The Supreme Court is poised to take up a new election law case that Republicans hope will recognize the overarching authority the Constitution granted the states in setting the rules for redistricting and congressional and presidential elections.
“The U.S. Constitution is crystal clear: state legislatures are responsible for drawing congressional maps, not state court judges, and certainly not with the aid of partisan political operatives,” Tim Moore, the Republican speaker of the North Carolina House of Representatives, said in March. His comment came after he launched an appeal of his state Supreme Court’s order redrawing the state’s electoral map against the wishes of the state’s GOP-majority legislature, according to The Epoch Times.
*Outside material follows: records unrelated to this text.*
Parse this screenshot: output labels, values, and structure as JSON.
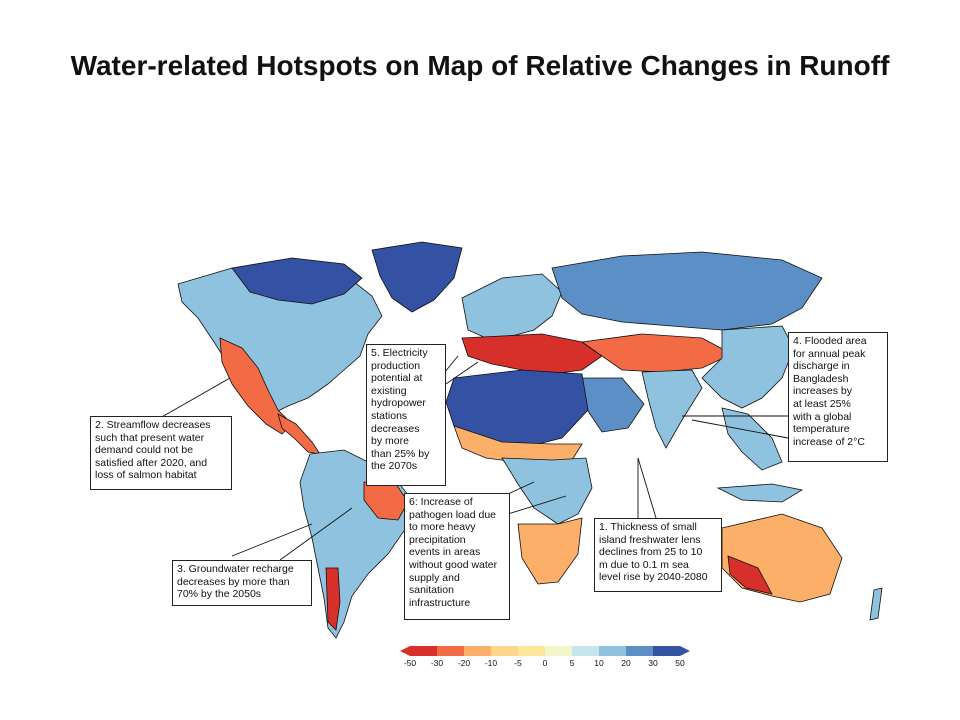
{
  "page": {
    "title": "Water-related Hotspots on Map of Relative Changes in Runoff"
  },
  "map": {
    "subject": "relative changes in runoff",
    "colors": {
      "ocean": "#ffffff",
      "strong_decrease": "#d7302a",
      "decrease": "#f36b45",
      "mild_decrease": "#fcaf68",
      "slight_decrease": "#fee79a",
      "neutral": "#f3f6c9",
      "slight_increase": "#c6e6ee",
      "mild_increase": "#8fc2de",
      "increase": "#5b8fc5",
      "strong_increase": "#3451a3",
      "no_data": "#c8c8c8",
      "coastline": "#111111"
    },
    "colorbar": {
      "ticks": [
        "-50",
        "-30",
        "-20",
        "-10",
        "-5",
        "0",
        "5",
        "10",
        "20",
        "30",
        "50"
      ],
      "colors": [
        "#d7302a",
        "#f36b45",
        "#fcaf68",
        "#fed88a",
        "#fee79a",
        "#f3f6c9",
        "#c6e6ee",
        "#8fc2de",
        "#5b8fc5",
        "#3451a3"
      ]
    },
    "callouts": [
      {
        "id": "2",
        "text": "2. Streamflow decreases\nsuch that present water\ndemand could not be\nsatisfied after 2020, and\nloss of salmon habitat"
      },
      {
        "id": "3",
        "text": "3. Groundwater recharge\ndecreases by more than\n70% by the 2050s"
      },
      {
        "id": "5",
        "text": "5. Electricity\nproduction\npotential at\nexisting\nhydropower\nstations\ndecreases\nby more\nthan 25% by\nthe 2070s"
      },
      {
        "id": "6",
        "text": "6: Increase of\npathogen load due\nto more heavy\nprecipitation\nevents in areas\nwithout good water\nsupply and\nsanitation\ninfrastructure"
      },
      {
        "id": "1",
        "text": "1. Thickness of small\nisland freshwater lens\ndeclines from 25 to 10\nm due to 0.1 m sea\nlevel rise by 2040-2080"
      },
      {
        "id": "4",
        "text": "4. Flooded area\nfor annual peak\ndischarge in\nBangladesh\nincreases by\nat least 25%\nwith a global\ntemperature\nincrease of 2°C"
      }
    ]
  }
}
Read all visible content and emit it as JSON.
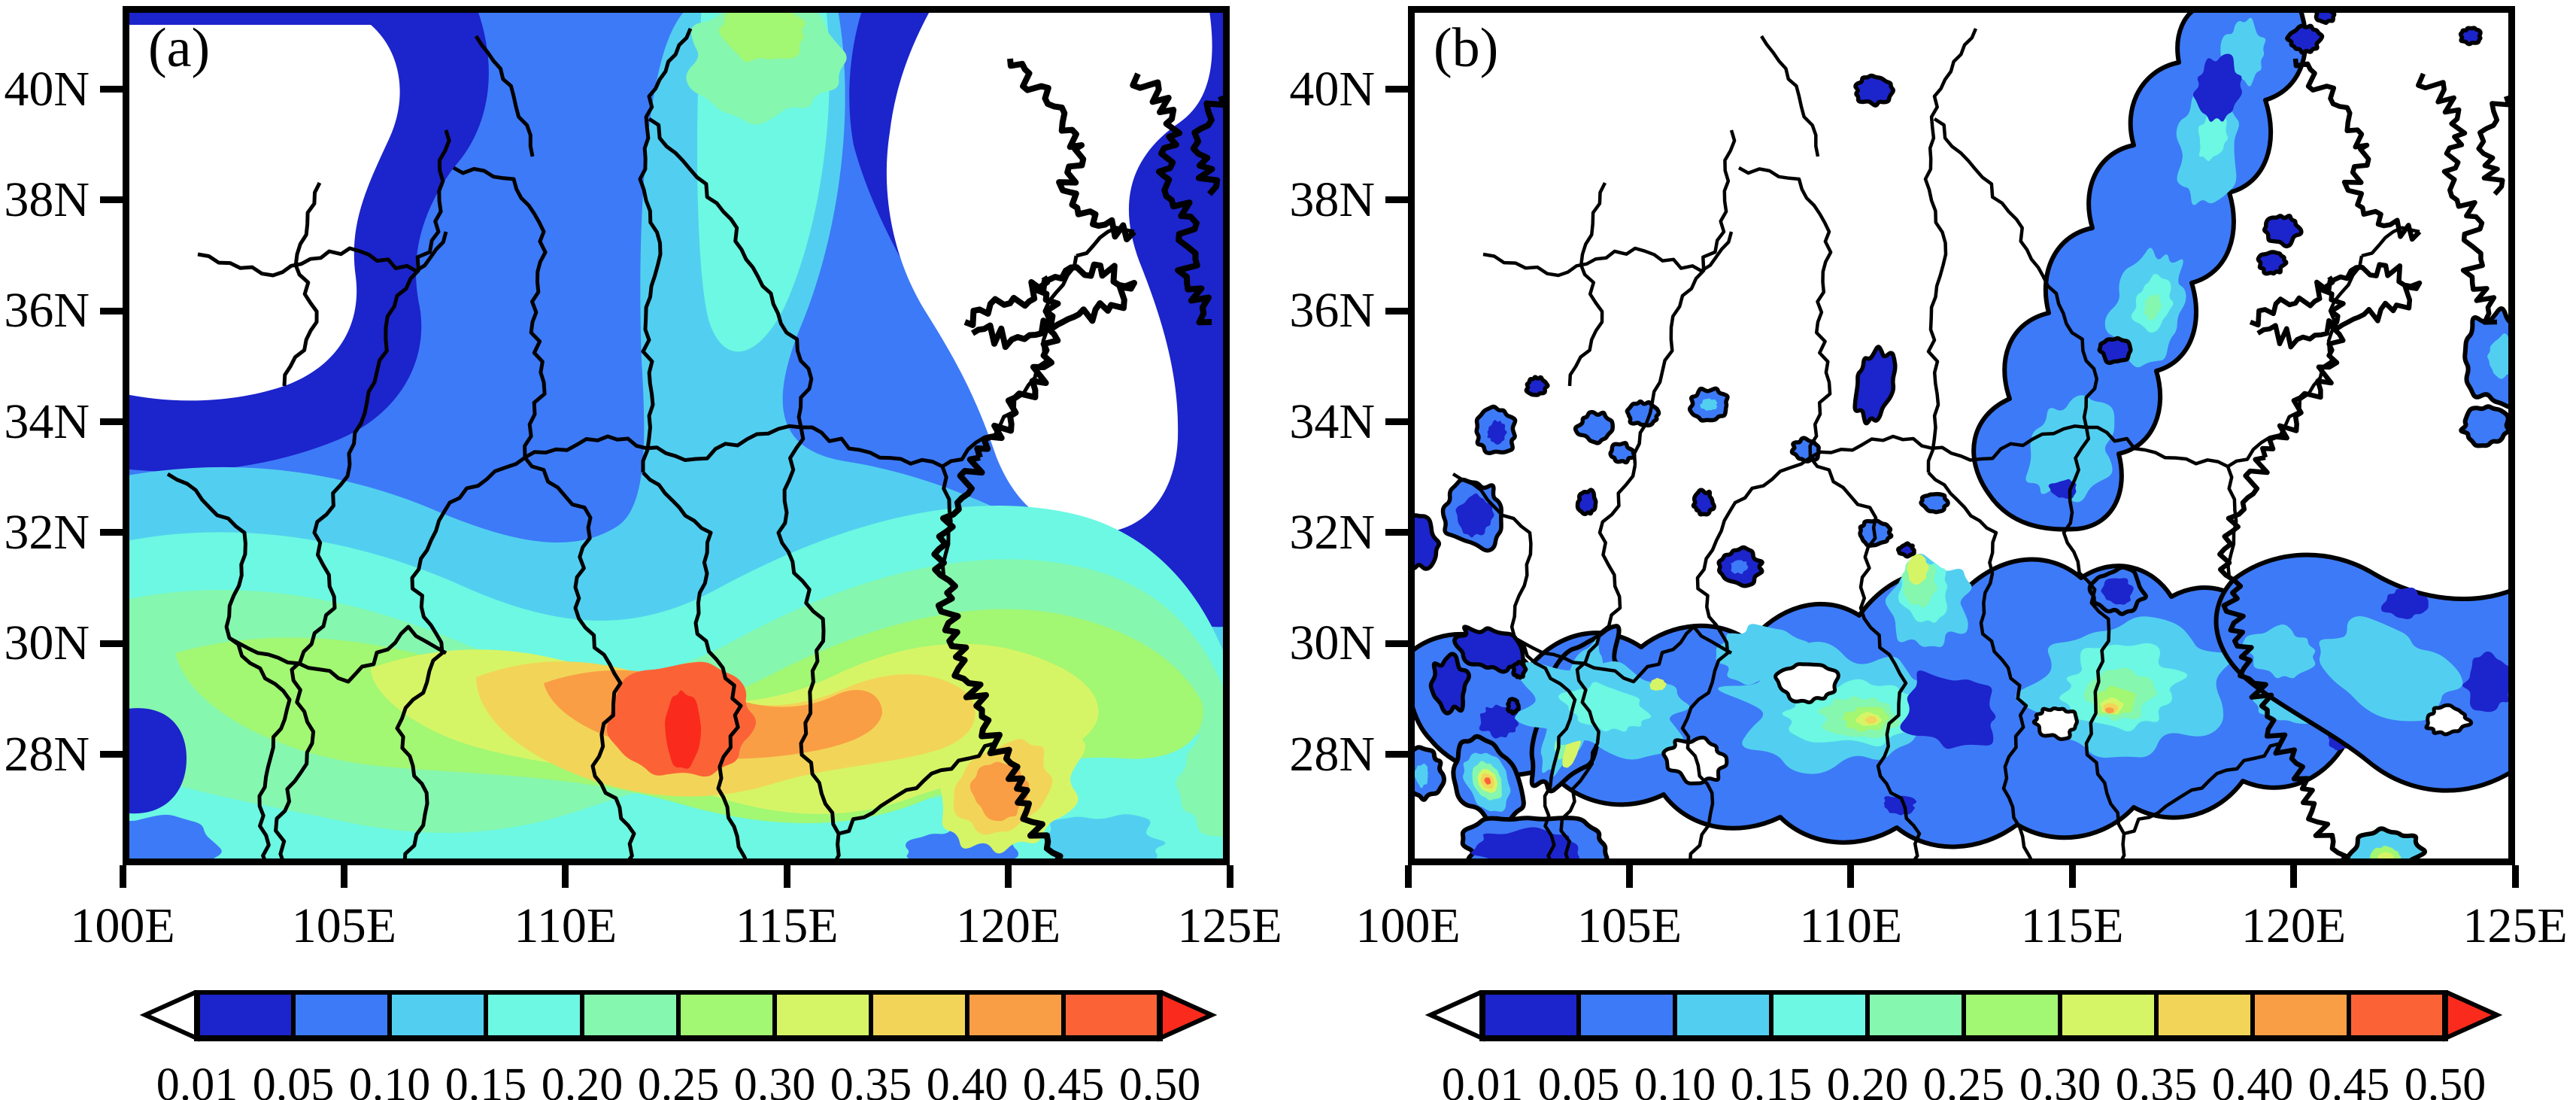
{
  "figure": {
    "panels": [
      {
        "id": "a",
        "label": "(a)"
      },
      {
        "id": "b",
        "label": "(b)"
      }
    ]
  },
  "axes": {
    "lat_tick_labels": [
      "40N",
      "38N",
      "36N",
      "34N",
      "32N",
      "30N",
      "28N"
    ],
    "lat_tick_values": [
      40,
      38,
      36,
      34,
      32,
      30,
      28
    ],
    "lon_tick_labels": [
      "100E",
      "105E",
      "110E",
      "115E",
      "120E",
      "125E"
    ],
    "lon_tick_values": [
      100,
      105,
      110,
      115,
      120,
      125
    ],
    "lat_range": [
      26,
      41.5
    ],
    "lon_range": [
      100,
      125
    ]
  },
  "colorbar": {
    "tick_labels": [
      "0.01",
      "0.05",
      "0.10",
      "0.15",
      "0.20",
      "0.25",
      "0.30",
      "0.35",
      "0.40",
      "0.45",
      "0.50"
    ],
    "levels": [
      0.01,
      0.05,
      0.1,
      0.15,
      0.2,
      0.25,
      0.3,
      0.35,
      0.4,
      0.45,
      0.5
    ],
    "palette": [
      "#ffffff",
      "#1c24cb",
      "#3d7af7",
      "#52cff0",
      "#6cf8e2",
      "#86f7ae",
      "#a2f773",
      "#d6f566",
      "#f2d558",
      "#f99e45",
      "#fb6337",
      "#fa2b1c"
    ],
    "under_color": "#ffffff",
    "over_color": "#fa2b1c"
  },
  "chart_data": [
    {
      "type": "heatmap",
      "panel": "(a)",
      "title": "(a)",
      "x_axis": {
        "tick_labels": [
          "100E",
          "105E",
          "110E",
          "115E",
          "120E",
          "125E"
        ],
        "tick_values": [
          100,
          105,
          110,
          115,
          120,
          125
        ],
        "range": [
          100,
          125
        ],
        "units": "degrees east longitude"
      },
      "y_axis": {
        "tick_labels": [
          "40N",
          "38N",
          "36N",
          "34N",
          "32N",
          "30N",
          "28N"
        ],
        "tick_values": [
          40,
          38,
          36,
          34,
          32,
          30,
          28
        ],
        "range": [
          26,
          41.5
        ],
        "units": "degrees north latitude"
      },
      "contour_levels": [
        0.01,
        0.05,
        0.1,
        0.15,
        0.2,
        0.25,
        0.3,
        0.35,
        0.4,
        0.45,
        0.5
      ],
      "fill_colors": [
        "#ffffff",
        "#1c24cb",
        "#3d7af7",
        "#52cff0",
        "#6cf8e2",
        "#86f7ae",
        "#a2f773",
        "#d6f566",
        "#f2d558",
        "#f99e45",
        "#fb6337",
        "#fa2b1c"
      ],
      "grid": false,
      "legend_position": "horizontal colorbar below panel",
      "style": "smooth filled contours over a map of eastern China; black province boundaries and coastline overlaid; no contour lines between fill bands",
      "pattern": "white (<0.01) over the northwest corner (west of ~108E, north of ~33N) and over the Bohai/Yellow Sea region in the northeast; dark blue 0.01-0.05 rims around the white minima; royal blue 0.05-0.10 across the north; values increase southward through cyan, teal, green and yellow bands; broad maximum belt along 27-30N",
      "maxima": [
        {
          "lon": 112.7,
          "lat": 28.4,
          "value": "> 0.50"
        },
        {
          "lon": 119.8,
          "lat": 27.3,
          "value": "0.40-0.45"
        }
      ],
      "minima": [
        {
          "region": "northwest corner, 100-106E / 33-41.5N",
          "value": "< 0.01"
        },
        {
          "region": "Bohai and Yellow Sea, 117-125E / 31-41.5N",
          "value": "< 0.01"
        }
      ]
    },
    {
      "type": "heatmap",
      "panel": "(b)",
      "title": "(b)",
      "x_axis": {
        "tick_labels": [
          "100E",
          "105E",
          "110E",
          "115E",
          "120E",
          "125E"
        ],
        "tick_values": [
          100,
          105,
          110,
          115,
          120,
          125
        ],
        "range": [
          100,
          125
        ],
        "units": "degrees east longitude"
      },
      "y_axis": {
        "tick_labels": [
          "40N",
          "38N",
          "36N",
          "34N",
          "32N",
          "30N",
          "28N"
        ],
        "tick_values": [
          40,
          38,
          36,
          34,
          32,
          30,
          28
        ],
        "range": [
          26,
          41.5
        ],
        "units": "degrees north latitude"
      },
      "contour_levels": [
        0.01,
        0.05,
        0.1,
        0.15,
        0.2,
        0.25,
        0.3,
        0.35,
        0.4,
        0.45,
        0.5
      ],
      "fill_colors": [
        "#ffffff",
        "#1c24cb",
        "#3d7af7",
        "#52cff0",
        "#6cf8e2",
        "#86f7ae",
        "#a2f773",
        "#d6f566",
        "#f2d558",
        "#f99e45",
        "#fb6337",
        "#fa2b1c"
      ],
      "grid": false,
      "legend_position": "horizontal colorbar below panel",
      "style": "patchy small-scale filled contours; the 0.01 contour is drawn as a heavy black outline around every shaded patch; black province boundaries and coastline overlaid",
      "pattern": "mostly white (<0.01); scattered blue patches of 0.01-0.15; an elongated band arcs along 26-30N from southwest China (~101E) to the southeast coast (~123E) with embedded cyan/green cells of 0.15-0.35; a second band runs northeast from ~113E,33N to ~119E,41.5N; many isolated dark-blue 0.01-0.05 blobs elsewhere",
      "maxima": [
        {
          "lon": 101.8,
          "lat": 27.5,
          "value": "0.40-0.50 (small core)"
        },
        {
          "lon": 115.8,
          "lat": 28.8,
          "value": "0.40-0.45 (small core)"
        },
        {
          "lon": 110.4,
          "lat": 28.6,
          "value": "0.35-0.40 (small core)"
        },
        {
          "lon": 111.5,
          "lat": 31.4,
          "value": "0.30-0.35 (small core)"
        }
      ],
      "minima": [
        {
          "region": "most of the domain away from the bands",
          "value": "< 0.01"
        }
      ]
    }
  ]
}
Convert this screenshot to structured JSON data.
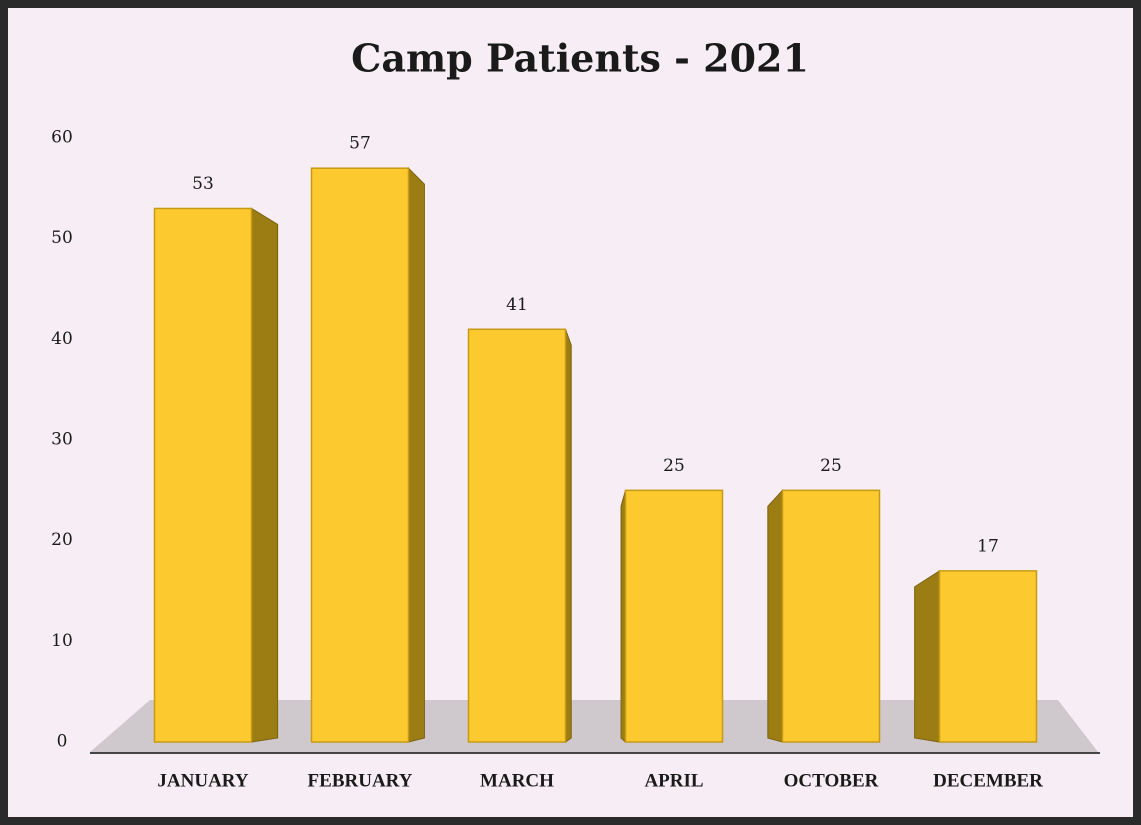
{
  "chart_data": {
    "type": "bar",
    "title": "Camp Patients -  2021",
    "categories": [
      "JANUARY",
      "FEBRUARY",
      "MARCH",
      "APRIL",
      "OCTOBER",
      "DECEMBER"
    ],
    "values": [
      53,
      57,
      41,
      25,
      25,
      17
    ],
    "color": "#fcc92e",
    "ylim": [
      0,
      60
    ],
    "yticks": [
      0,
      10,
      20,
      30,
      40,
      50,
      60
    ],
    "grid": false
  }
}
The case of Moore v. Harper was filed on March 17 after the Supreme Court of North Carolina required the state to redraw its existing congressional district maps for the 2022 primary and general elections. The respondent, Rebecca Harper, is one of 25 North Carolina voters involved in the case.
“It’s time to settle the elections clause once and for all,” Moore said.
The high court was scheduled to consider the petition on June 16. The next scheduled announcement of decisions on pending petitions is June 21. For a petition to be granted, at least four of the nine justices must agree.
Republicans emphasize the Constitution directly empowering the state’s legislatures to make the rules and conduct elections, state and presidential. However, the SCOUTS have never invoked the so-called Independent State Legislature Doctrine.
The elections clause in Article 1 states: “The Times, Places and Manner of holding Elections for Senators and Representatives, shall be prescribed in each State by the Legislature thereof.”
The clause on presidential electors in Article 2 states: “Each State shall appoint, in such Manner as the Legislature thereof may direct, a Number of Electors, equal to the whole Number of Senators and Representatives to which the State may be entitled in the Congress.”
According to the Epoch Times, four justices have indicated an interest in ruling on the doctrine. In contrast, three others cite Bush v. Gore, the case that resolved the disputed 2000 presidential election as to where the “doctrine” applied.
It is unclear when the opinion will be issued as the high court is working through a backlog of 18 opinions before they break for the summer.